Una nota Sir sulle affermazioni rese ieri dal cantante durante il Festival a riguardo di “Avvenire” e “Famiglia Cristiana”

Adriano Celentano

Quando l’ignoranza prende il microfono per diffondere il suo messaggio è doveroso replicare, seppur con serenità e rispetto delle persone, per amore della verità.

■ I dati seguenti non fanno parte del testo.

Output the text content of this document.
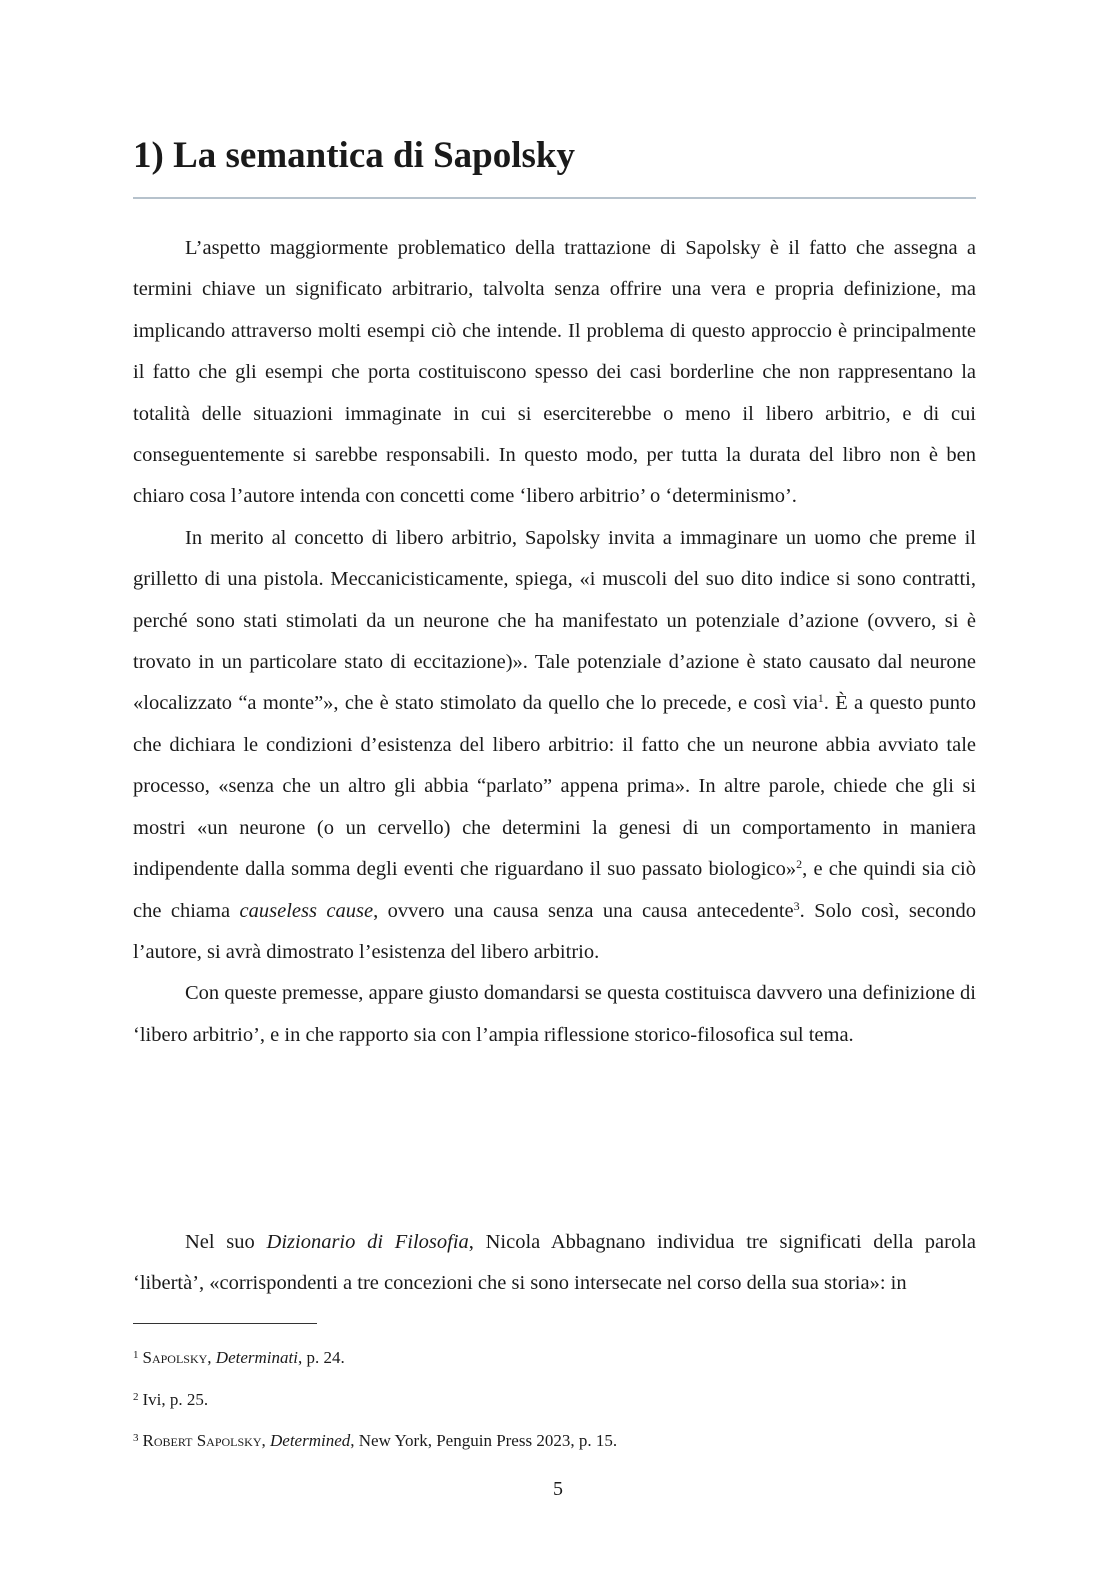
1) La semantica di Sapolsky

L’aspetto maggiormente problematico della trattazione di Sapolsky è il fatto che assegna a termini chiave un significato arbitrario, talvolta senza offrire una vera e propria definizione, ma implicando attraverso molti esempi ciò che intende. Il problema di questo approccio è principalmente il fatto che gli esempi che porta costituiscono spesso dei casi borderline che non rappresentano la totalità delle situazioni immaginate in cui si eserciterebbe o meno il libero arbitrio, e di cui conseguentemente si sarebbe responsabili. In questo modo, per tutta la durata del libro non è ben chiaro cosa l’autore intenda con concetti come ‘libero arbitrio’ o ‘determinismo’.

In merito al concetto di libero arbitrio, Sapolsky invita a immaginare un uomo che preme il grilletto di una pistola. Meccanicisticamente, spiega, «i muscoli del suo dito indice si sono contratti, perché sono stati stimolati da un neurone che ha manifestato un potenziale d’azione (ovvero, si è trovato in un particolare stato di eccitazione)». Tale potenziale d’azione è stato causato dal neurone «localizzato “a monte”», che è stato stimolato da quello che lo precede, e così via$^1$. È a questo punto che dichiara le condizioni d’esistenza del libero arbitrio: il fatto che un neurone abbia avviato tale processo, «senza che un altro gli abbia “parlato” appena prima». In altre parole, chiede che gli si mostri «un neurone (o un cervello) che determini la genesi di un comportamento in maniera indipendente dalla somma degli eventi che riguardano il suo passato biologico»$^2$, e che quindi sia ciò che chiama causeless cause, ovvero una causa senza una causa antecedente$^3$. Solo così, secondo l’autore, si avrà dimostrato l’esistenza del libero arbitrio.

Con queste premesse, appare giusto domandarsi se questa costituisca davvero una definizione di ‘libero arbitrio’, e in che rapporto sia con l’ampia riflessione storico-filosofica sul tema.

Nel suo Dizionario di Filosofia, Nicola Abbagnano individua tre significati della parola ‘libertà’, «corrispondenti a tre concezioni che si sono intersecate nel corso della sua storia»: in

$^1$ Sapolsky, Determinati, p. 24.

$^2$ Ivi, p. 25.

$^3$ Robert Sapolsky, Determined, New York, Penguin Press 2023, p. 15.

5
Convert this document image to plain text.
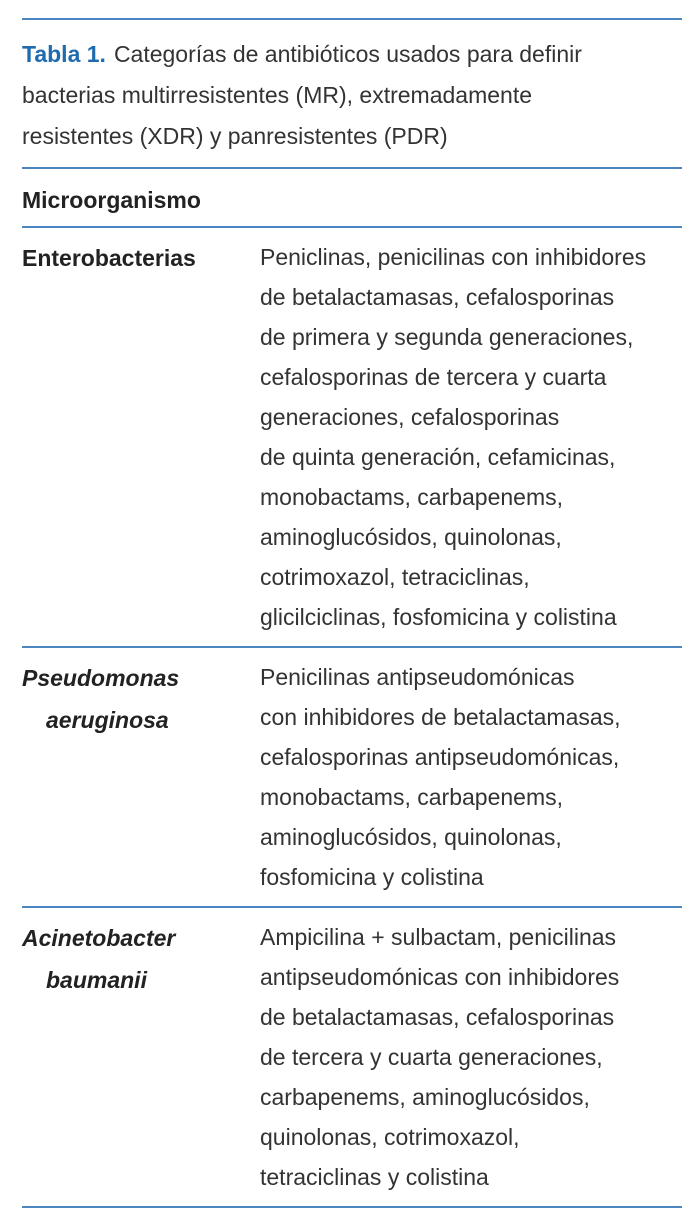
Tabla 1. Categorías de antibióticos usados para definir
bacterias multirresistentes (MR), extremadamente
resistentes (XDR) y panresistentes (PDR)
Microorganismo
Enterobacterias	Peniclinas, penicilinas con inhibidores
de betalactamasas, cefalosporinas
de primera y segunda generaciones,
cefalosporinas de tercera y cuarta
generaciones, cefalosporinas
de quinta generación, cefamicinas,
monobactams, carbapenems,
aminoglucósidos, quinolonas,
cotrimoxazol, tetraciclinas,
glicilciclinas, fosfomicina y colistina
Pseudomonas
aeruginosa
Penicilinas antipseudomónicas
con inhibidores de betalactamasas,
cefalosporinas antipseudomónicas,
monobactams, carbapenems,
aminoglucósidos, quinolonas,
fosfomicina y colistina
Acinetobacter
baumanii
Ampicilina + sulbactam, penicilinas
antipseudomónicas con inhibidores
de betalactamasas, cefalosporinas
de tercera y cuarta generaciones,
carbapenems, aminoglucósidos,
quinolonas, cotrimoxazol,
tetraciclinas y colistina
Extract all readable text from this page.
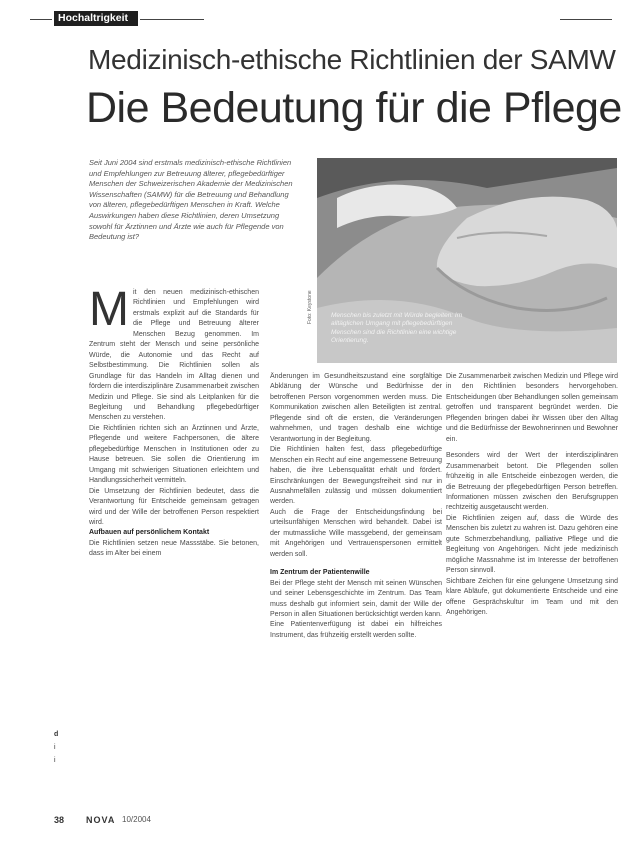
Hochaltrigkeit
Medizinisch-ethische Richtlinien der SAMW
Die Bedeutung für die Pflege
Seit Juni 2004 sind erstmals medizinisch-ethische Richtlinien und Empfehlungen zur Betreuung älterer, pflegebedürftiger Menschen der Schweizerischen Akademie der Medizinischen Wissenschaften (SAMW) für die Betreuung und Behandlung von älteren, pflegebedürftigen Menschen in Kraft. Welche Auswirkungen haben diese Richtlinien, deren Umsetzung sowohl für Ärztinnen und Ärzte wie auch für Pflegende von Bedeutung ist?
Menschen bis zuletzt mit Würde begleiten: Im alltäglichen Umgang mit pflegebedürftigen Menschen sind die Richtlinien eine wichtige Orientierung.
Foto: Keystone
M it den neuen medizinisch-ethischen Richtlinien und Empfehlungen wird erstmals explizit auf die Standards für die Pflege und Betreuung älterer Menschen Bezug genommen. Im Zentrum steht der Mensch und seine persönliche Würde, die Autonomie und das Recht auf Selbstbestimmung. Die Richtlinien sollen als Grundlage für das Handeln im Alltag dienen und fördern die interdisziplinäre Zusammenarbeit zwischen Medizin und Pflege. Sie sind als Leitplanken für die Begleitung und Behandlung pflegebedürftiger Menschen zu verstehen.

Die Richtlinien richten sich an Ärztinnen und Ärzte, Pflegende und weitere Fachpersonen, die ältere pflegebedürftige Menschen in Institutionen oder zu Hause betreuen. Sie sollen die Orientierung im Umgang mit schwierigen Situationen erleichtern und Handlungssicherheit vermitteln.

Die Umsetzung der Richtlinien bedeutet, dass die Verantwortung für Entscheide gemeinsam getragen wird und der Wille der betroffenen Person respektiert wird.

Aufbauen auf persönlichem Kontakt

Die Richtlinien setzen neue Massstäbe. Sie betonen, dass im Alter bei einem

Änderungen im Gesundheitszustand eine sorgfältige Abklärung der Wünsche und Bedürfnisse der betroffenen Person vorgenommen werden muss. Die Kommunikation zwischen allen Beteiligten ist zentral. Pflegende sind oft die ersten, die Veränderungen wahrnehmen, und tragen deshalb eine wichtige Verantwortung in der Begleitung.

Die Richtlinien halten fest, dass pflegebedürftige Menschen ein Recht auf eine angemessene Betreuung haben, die ihre Lebensqualität erhält und fördert. Einschränkungen der Bewegungsfreiheit sind nur in Ausnahmefällen zulässig und müssen dokumentiert werden.

Auch die Frage der Entscheidungsfindung bei urteilsunfähigen Menschen wird behandelt. Dabei ist der mutmassliche Wille massgebend, der gemeinsam mit Angehörigen und Vertrauenspersonen ermittelt werden soll.

Im Zentrum der Patientenwille

Bei der Pflege steht der Mensch mit seinen Wünschen und seiner Lebensgeschichte im Zentrum. Das Team muss deshalb gut informiert sein, damit der Wille der Person in allen Situationen berücksichtigt werden kann. Eine Patientenverfügung ist dabei ein hilfreiches Instrument, das frühzeitig erstellt werden sollte.

Die Zusammenarbeit zwischen Medizin und Pflege wird in den Richtlinien besonders hervorgehoben. Entscheidungen über Behandlungen sollen gemeinsam getroffen und transparent begründet werden. Die Pflegenden bringen dabei ihr Wissen über den Alltag und die Bedürfnisse der Bewohnerinnen und Bewohner ein.

Besonders wird der Wert der interdisziplinären Zusammenarbeit betont. Die Pflegenden sollen frühzeitig in alle Entscheide einbezogen werden, die die Betreuung der pflegebedürftigen Person betreffen. Informationen müssen zwischen den Berufsgruppen rechtzeitig ausgetauscht werden.

Die Richtlinien zeigen auf, dass die Würde des Menschen bis zuletzt zu wahren ist. Dazu gehören eine gute Schmerzbehandlung, palliative Pflege und die Begleitung von Angehörigen. Nicht jede medizinisch mögliche Massnahme ist im Interesse der betroffenen Person sinnvoll.

Sichtbare Zeichen für eine gelungene Umsetzung sind klare Abläufe, gut dokumentierte Entscheide und eine offene Gesprächskultur im Team und mit den Angehörigen.

d
i
i
38 NOVA 10/2004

Ieri sera, in apertura del Festival di Sanremo, i giudizi di Adriano Celentano su due testate cattoliche nazionali da lui accusate di ipocrisia, di parlare di politica e non di Dio, sono stati la prova di un vuoto che è anche dentro di lui. Vuoto di conoscenza di ciò che le testate cattoliche professionalmente sono e vuoto di conoscenza del servizio che esse svolgono per la crescita umana, culturale e spirituale della società tutta. Un vuoto voluto, e quindi ancor più triste, perché a tutti è possibile conoscere e comprendere il ruolo laico dei media cattolici nel nostro Paese.

È dunque più l’amarezza che il disappunto a prendere il sopravvento dopo quanto accaduto ieri sera sul palco di un teatro che, è bene ricordarlo, non è la realtà del vivere quotidiano. Ma il giorno dopo c’è, forse, da attendersi che a parole insensate, cioè impensate, seguano parole pensate e di scusa. Anche senza microfono.